A Terrible Kindness

‘I know,’ she said after a moment, leaning on his shoulder. Then she pulled out of his embrace. ‘I’ll try harder, but I’ll tell you this: if Howard ever sticks a bunch of red tulips in my face again, I’ll not be held accountable for what I do with them!’

Dad laughed then, and though William didn’t get the joke he was relieved it was all OK again.

A couple of weeks later, William was telling his dad about a teacher scolding a boy in his class. The boy had tutted, sending the teacher off into an even worse rage. When the boy was eventually allowed back to his desk, he sat down, and after a couple of seconds’ silence, he tutted again.

‘And?’ William’s dad said, eyes wide. ‘Did she explode?’

William nodded.

‘Like a red rag to a bull,’ his dad said.

‘What?’

‘It means something that’s sure to make someone angry. If you flash a red rag in front of a bull, it will charge at you.’

William nodded again. ‘Like a red tulip to Mum.’

His dad started laughing, and that glorious thing happened; something ignited, and they kept going till they could barely breathe and their stomachs hurt.





20




By the time December arrives, moist and grey, and the walks to and from college are in the dark, William is enjoying himself. The putting on of his cassock and the graceful, weighty swing of the gown at his ankles makes him excited and eager to get to morning practice, or even better, evensong. With Martin at his side, talking, laughing and singing their way from school to college, scrunching down the gravel avenue towards the chapel, William’s heart expands to make space for his new home. The classrooms, the austere dorm, and the dining hall heavy with its smells, are no longer strange to him and have no more nasty surprises, but it’s in the chapel that he feels himself expanding. It’s in here he is often so happy, so full up with joy, he has to wiggle his toes and fingers to stop himself laughing, or whooping or bouncing up and down.

‘I know it’s just a building, but it doesn’t feel like just a building,’ he tried to explain to Martin once.

‘My dad doesn’t care much about church, but he says that coming to hear us sing is like being hugged by God,’ Martin offered. ‘Is it like that?’

‘Sort of, but the chapel feels like itself, not God. Bigger and older than us, but still letting us join in with a great game it’s been playing for hundreds of years.’

Martin shook his head and laughed, but as usual, it made William feel better, not worse about what he’d said.

‘Don’t tell anyone else, but when I’m singing, it feels like the chapel is smiling at me.’

‘That’s Phillip, not the chapel! He smiles at your voice all the time, but he tries not to, he’s not meant to have favourites.’

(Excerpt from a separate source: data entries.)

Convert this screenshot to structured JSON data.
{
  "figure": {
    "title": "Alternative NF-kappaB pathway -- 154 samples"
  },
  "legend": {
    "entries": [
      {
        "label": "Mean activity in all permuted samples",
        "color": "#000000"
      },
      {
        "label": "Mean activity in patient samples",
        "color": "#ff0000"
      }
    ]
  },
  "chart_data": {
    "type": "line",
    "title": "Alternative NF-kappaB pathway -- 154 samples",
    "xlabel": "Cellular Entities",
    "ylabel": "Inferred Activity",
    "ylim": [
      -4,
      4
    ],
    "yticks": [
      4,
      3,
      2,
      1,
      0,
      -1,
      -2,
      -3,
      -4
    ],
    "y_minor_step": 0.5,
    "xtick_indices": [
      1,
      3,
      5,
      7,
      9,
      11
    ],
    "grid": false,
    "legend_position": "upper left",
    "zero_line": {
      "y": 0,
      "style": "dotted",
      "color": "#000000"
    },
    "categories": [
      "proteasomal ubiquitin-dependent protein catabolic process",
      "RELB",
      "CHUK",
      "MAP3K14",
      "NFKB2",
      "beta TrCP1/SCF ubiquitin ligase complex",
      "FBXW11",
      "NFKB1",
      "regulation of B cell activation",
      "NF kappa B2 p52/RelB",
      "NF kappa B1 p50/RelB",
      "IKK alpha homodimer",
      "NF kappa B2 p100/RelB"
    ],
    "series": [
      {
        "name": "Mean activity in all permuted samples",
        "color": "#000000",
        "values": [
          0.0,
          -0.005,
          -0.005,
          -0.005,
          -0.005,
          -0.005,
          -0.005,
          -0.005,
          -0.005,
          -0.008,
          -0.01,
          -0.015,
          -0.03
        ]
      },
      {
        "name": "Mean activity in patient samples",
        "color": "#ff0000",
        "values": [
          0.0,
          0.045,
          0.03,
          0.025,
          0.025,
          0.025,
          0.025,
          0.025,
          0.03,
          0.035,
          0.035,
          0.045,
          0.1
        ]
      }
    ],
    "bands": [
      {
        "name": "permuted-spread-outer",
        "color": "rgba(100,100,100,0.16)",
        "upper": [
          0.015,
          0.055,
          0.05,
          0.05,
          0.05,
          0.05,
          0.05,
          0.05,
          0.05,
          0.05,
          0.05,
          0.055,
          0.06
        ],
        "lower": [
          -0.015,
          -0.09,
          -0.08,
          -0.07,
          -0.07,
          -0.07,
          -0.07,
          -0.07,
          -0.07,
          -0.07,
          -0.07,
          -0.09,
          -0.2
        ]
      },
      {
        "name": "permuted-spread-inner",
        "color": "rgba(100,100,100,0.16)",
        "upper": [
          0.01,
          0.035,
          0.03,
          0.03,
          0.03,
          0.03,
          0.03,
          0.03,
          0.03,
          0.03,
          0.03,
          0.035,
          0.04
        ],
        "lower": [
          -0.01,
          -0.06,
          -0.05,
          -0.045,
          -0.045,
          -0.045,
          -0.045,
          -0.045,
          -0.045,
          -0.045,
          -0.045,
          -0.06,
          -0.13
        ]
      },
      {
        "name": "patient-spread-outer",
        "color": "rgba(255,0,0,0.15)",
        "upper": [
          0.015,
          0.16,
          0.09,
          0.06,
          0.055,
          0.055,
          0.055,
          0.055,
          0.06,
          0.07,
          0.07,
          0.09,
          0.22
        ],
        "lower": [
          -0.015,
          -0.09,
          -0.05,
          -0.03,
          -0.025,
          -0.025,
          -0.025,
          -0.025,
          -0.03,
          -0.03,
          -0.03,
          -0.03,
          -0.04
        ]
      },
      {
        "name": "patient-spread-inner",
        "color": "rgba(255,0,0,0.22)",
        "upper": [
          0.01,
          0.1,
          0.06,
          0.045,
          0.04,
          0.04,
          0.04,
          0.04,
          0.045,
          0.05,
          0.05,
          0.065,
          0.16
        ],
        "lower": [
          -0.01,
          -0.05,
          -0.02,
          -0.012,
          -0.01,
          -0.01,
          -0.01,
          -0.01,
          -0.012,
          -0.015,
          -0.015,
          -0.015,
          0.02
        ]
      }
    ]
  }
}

Missing the beginning of class every morning, William is spurred on by the constant need to catch up. It serves him well. The masters recognise he works hard and are impressed that, even though he seems joined at the hip to Mussey, he never gets into trouble. Classes are to be endured, prep a daily task to be completed. Fortunately, William finds he does have endurance, he is able to complete his prep, and he even has time to cajole his reluctant, restless friend to finish his.

? ? ?

With seasonal music oozing through his pores, he walks with Martin and two other choristers along the corridor towards the history room. It’s three weeks before Christmas, on a Wednesday morning, almost at the end of William’s first term. His fingers are a lilac colour from the cold and his nose is runny. William likes this particular classroom, which may be more cramped than others but is twice as warm. Martin holds the door open, bowing and gesturing extravagantly for them to go before him.

The cosy fug of bodies and the hum of radiator heat register first. He becomes aware that everyone is listening to music before he recognises what it is, but when he does, he comes to such an abrupt halt that Martin bumps into him.

Next to Mr Hawthorn’s desk is an upright square of pale wood with a metal mesh circle at its centre. The music coming out of it is well known to William; the blunt simplicity of the tenors’ plainsong about to bloom, the swooping harmonies and embellishments, the not quite human top C of the treble’s solo. Martin nudges William and flicks his head in the direction of two empty desks. William doesn’t move, held by silence like a basket holding the wonder of what’s just happened and the expectation of what’s about to come.

Allegri’s ‘Miserere’.

He was five, sitting on his father’s lap, staring at the record player’s leathery red and black casing, the stylus riding the grooves of the shining vinyl that rolled round and round and round.

‘Why are you crying?’ Evelyn laughed, reaching across to ruffle his hair. He slid from his dad’s lap, knelt by the record player, so close he could smell the heat and the plastic, see the slight undulations as the record revolved, the wisp of dust gathering on the needle.

‘Again. Put it on again, Mummy!’

When Evelyn told him that this beautiful, beautiful sound was made by a boy just a few years older than him, his world cracked open. If a boy like him could make a sound like that, what other magic was possible?